Gerry answers simply,’ that’s what he was wearing on the day and thats where I met him!’ ( that was me told! )

However, the significance of the setting was not entirely accidental. Gerry explains that this shows grandeur and ordinariness in one picture.
Henry Shefflin is shown in the image on his own club pitch in Ballyhale, Co Kilkenny; its where his hurling dream began.. he makes us bring the sport back to a local level, to its heart. It shows that heroes are cultivated by their community.

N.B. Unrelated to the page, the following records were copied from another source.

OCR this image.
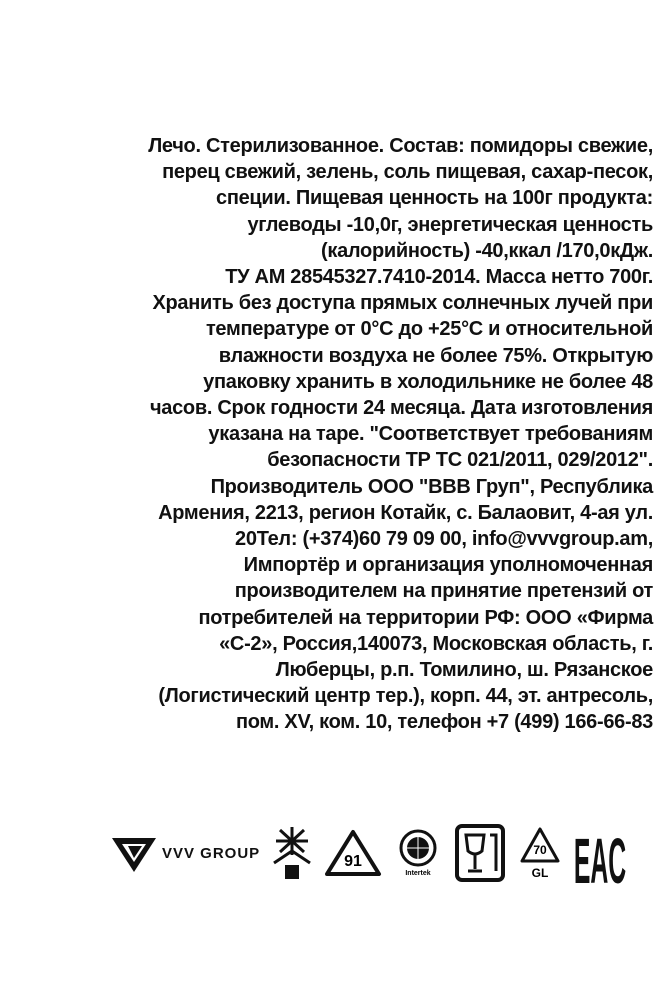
Лечо. Стерилизованное. Состав: помидоры свежие,
перец свежий, зелень, соль пищевая, сахар-песок,
специи. Пищевая ценность на 100г продукта:
углеводы -10,0г, энергетическая ценность
(калорийность) -40,ккал /170,0кДж.
ТУ АМ 28545327.7410-2014. Масса нетто 700г.
Хранить без доступа прямых солнечных лучей при
температуре от 0°С до +25°С и относительной
влажности воздуха не более 75%. Открытую
упаковку хранить в холодильнике не более 48
часов. Срок годности 24 месяца. Дата изготовления
указана на таре. "Соответствует требованиям
безопасности ТР ТС 021/2011, 029/2012".
Производитель ООО "ВВВ Груп", Республика
Армения, 2213, регион Котайк, с. Балаовит, 4-ая ул.
20Тел: (+374)60 79 09 00, info@vvvgroup.am,
Импортёр и организация уполномоченная
производителем на принятие претензий от
потребителей на территории РФ: ООО «Фирма
«С-2», Россия,140073, Московская область, г.
Люберцы, р.п. Томилино, ш. Рязанское
(Логистический центр тер.), корп. 44, эт. антресоль,
пом. XV, ком. 10, телефон +7 (499) 166-66-83
VVV GROUP	91
Intertek
70
GL EAC
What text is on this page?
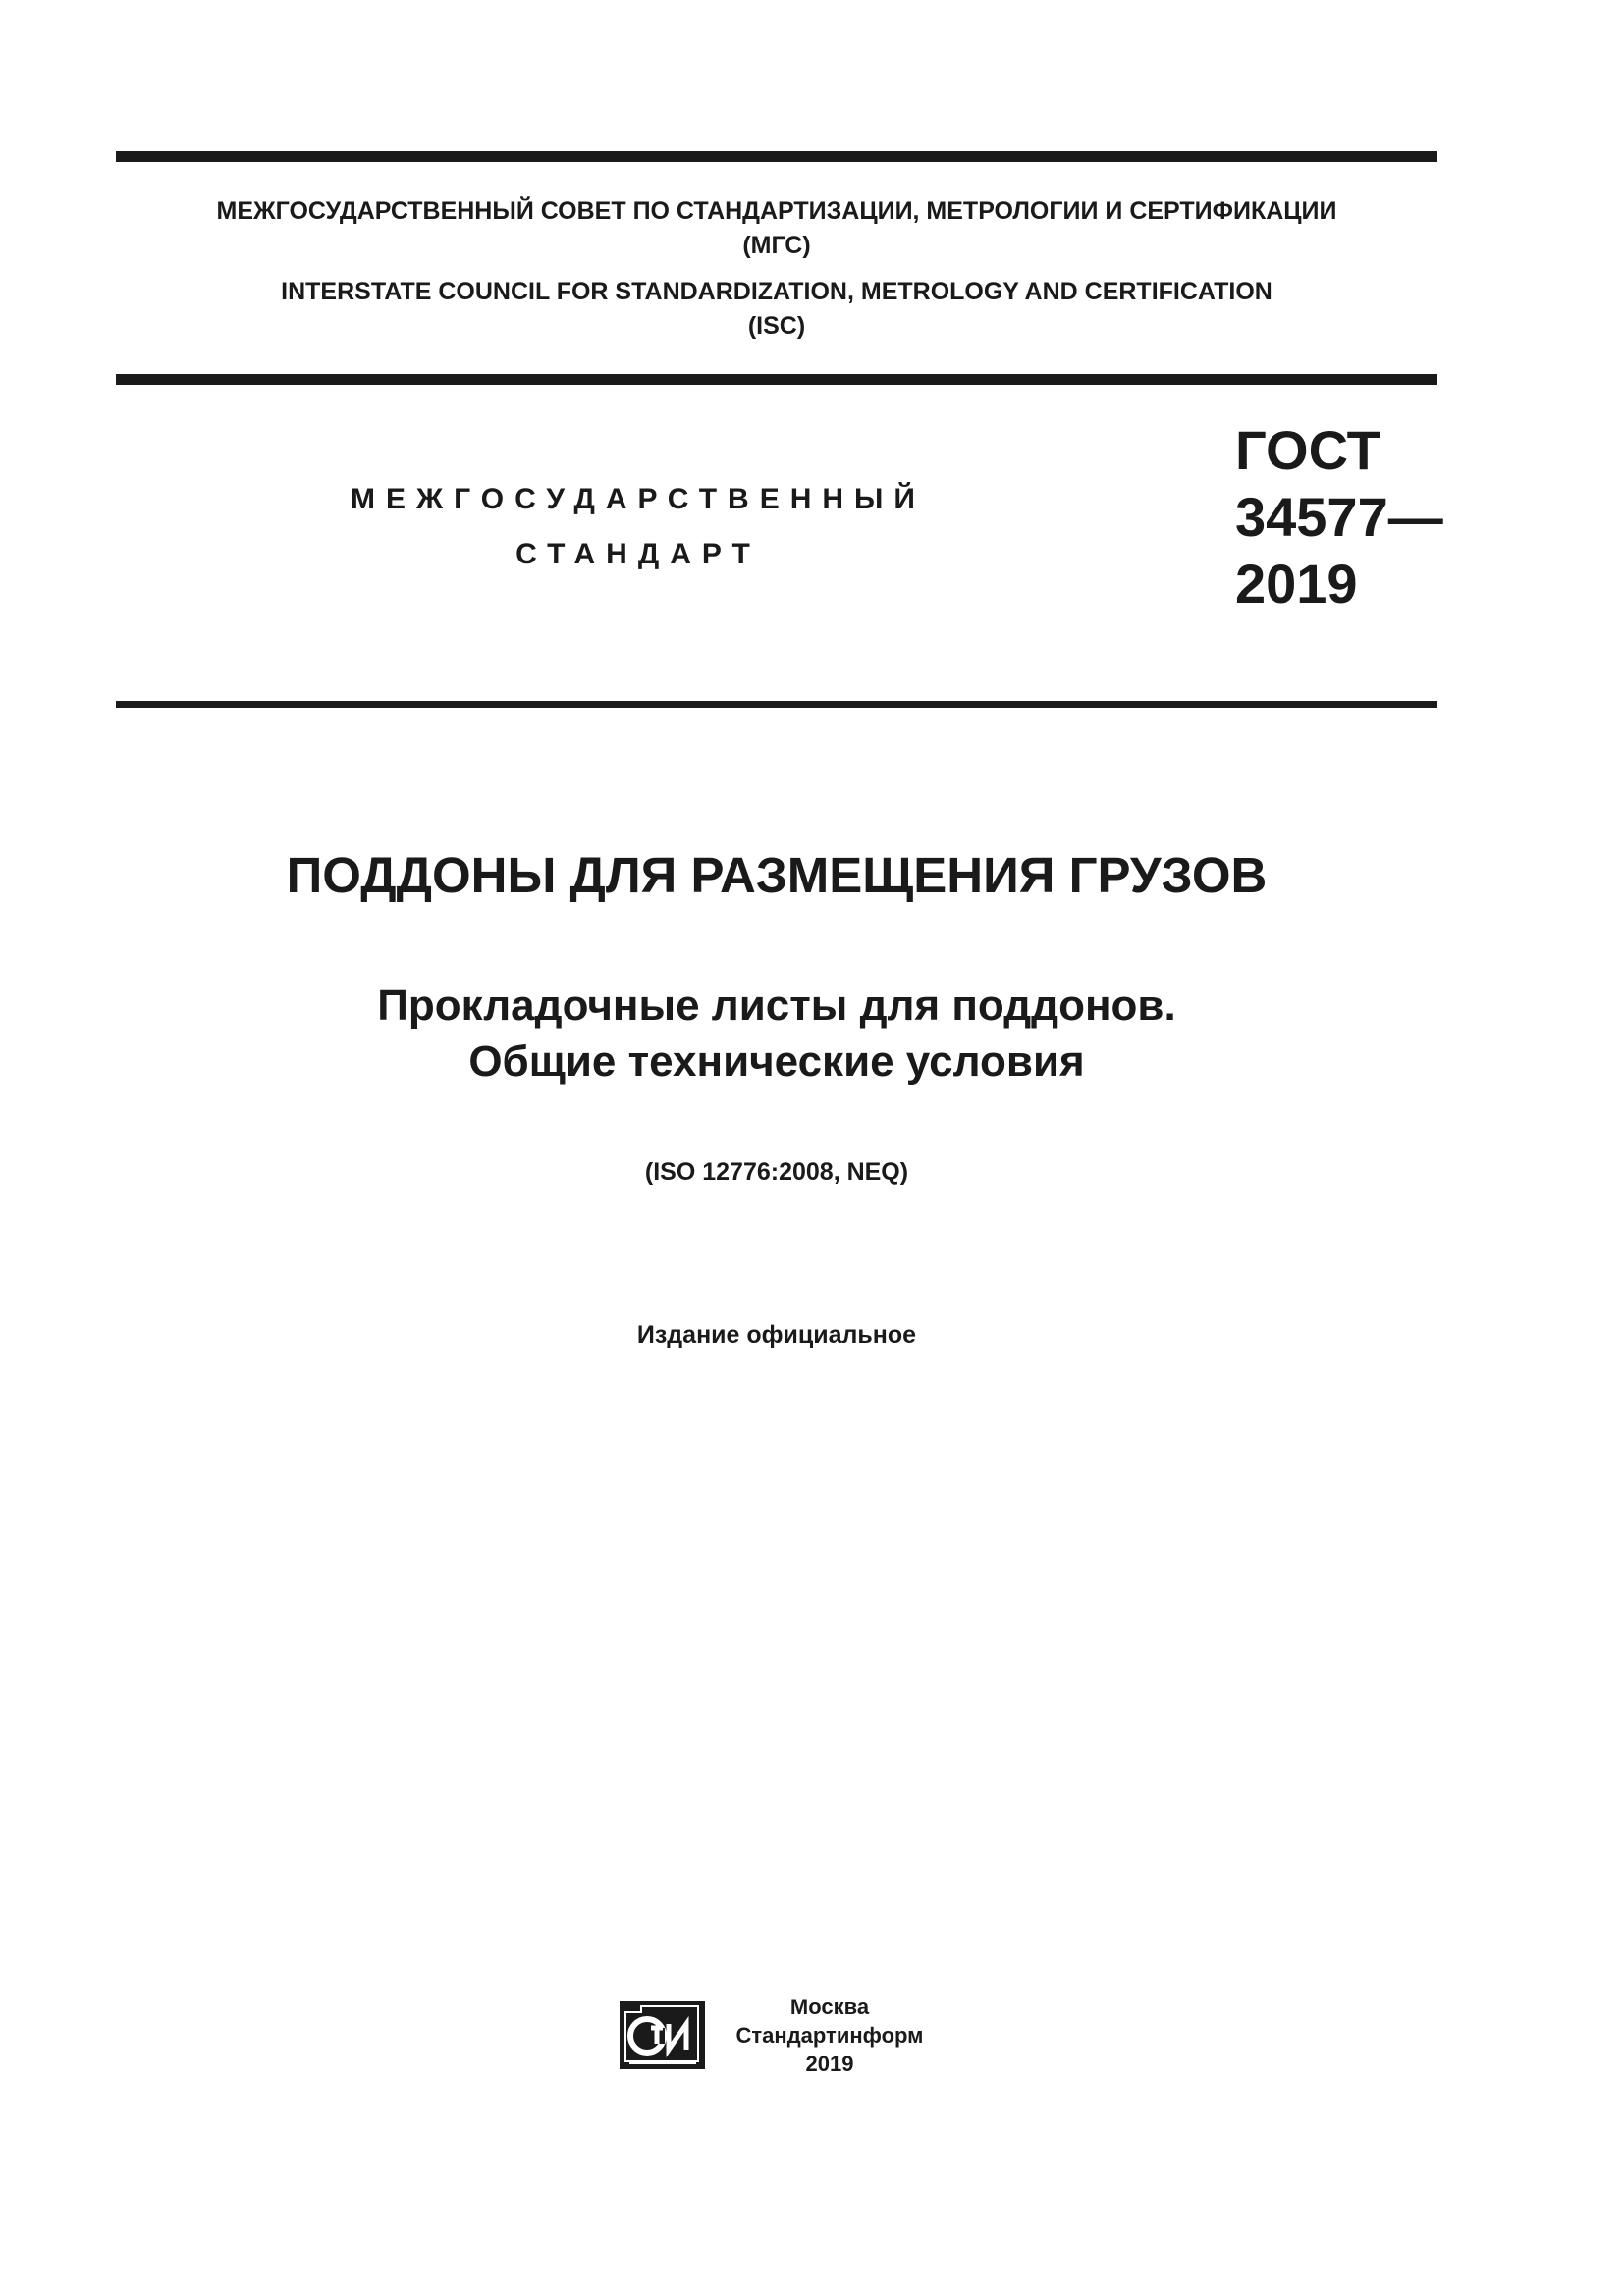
МЕЖГОСУДАРСТВЕННЫЙ СОВЕТ ПО СТАНДАРТИЗАЦИИ, МЕТРОЛОГИИ И СЕРТИФИКАЦИИ
(МГС)
INTERSTATE COUNCIL FOR STANDARDIZATION, METROLOGY AND CERTIFICATION
(ISC)
МЕЖГОСУДАРСТВЕННЫЙ
СТАНДАРТ
ГОСТ
34577—
2019
ПОДДОНЫ ДЛЯ РАЗМЕЩЕНИЯ ГРУЗОВ
Прокладочные листы для поддонов.
Общие технические условия
(ISO 12776:2008, NEQ)
Издание официальное
Москва
Стандартинформ
2019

So whats next for Gerry Davis? ‘I have just started work for a new exhibition in 2019.. there is no theme yet; I tend to paint for while and then retrospectively note a pattern or underlying similarity…. that decides my theme and title.!’

It was a joy for me to chat to Gerry, examine some of his work, as a complete amateur, and it felt as though I was stepping into the world of finding beauty in the mundane, exhilaration in the ordinary, almost a journey in mindfulness.
I wish Gerry well in his next exhibition and he has certainly gained a new supporter!

Examples of exhibitions include What Has Been Shall Always Never Be Again at Ormston House, Limerick, The Forest That Hears and The Field That Sees at Damer House, Roscrea and a solo show, Studio, at Pallas Projects, Dublin.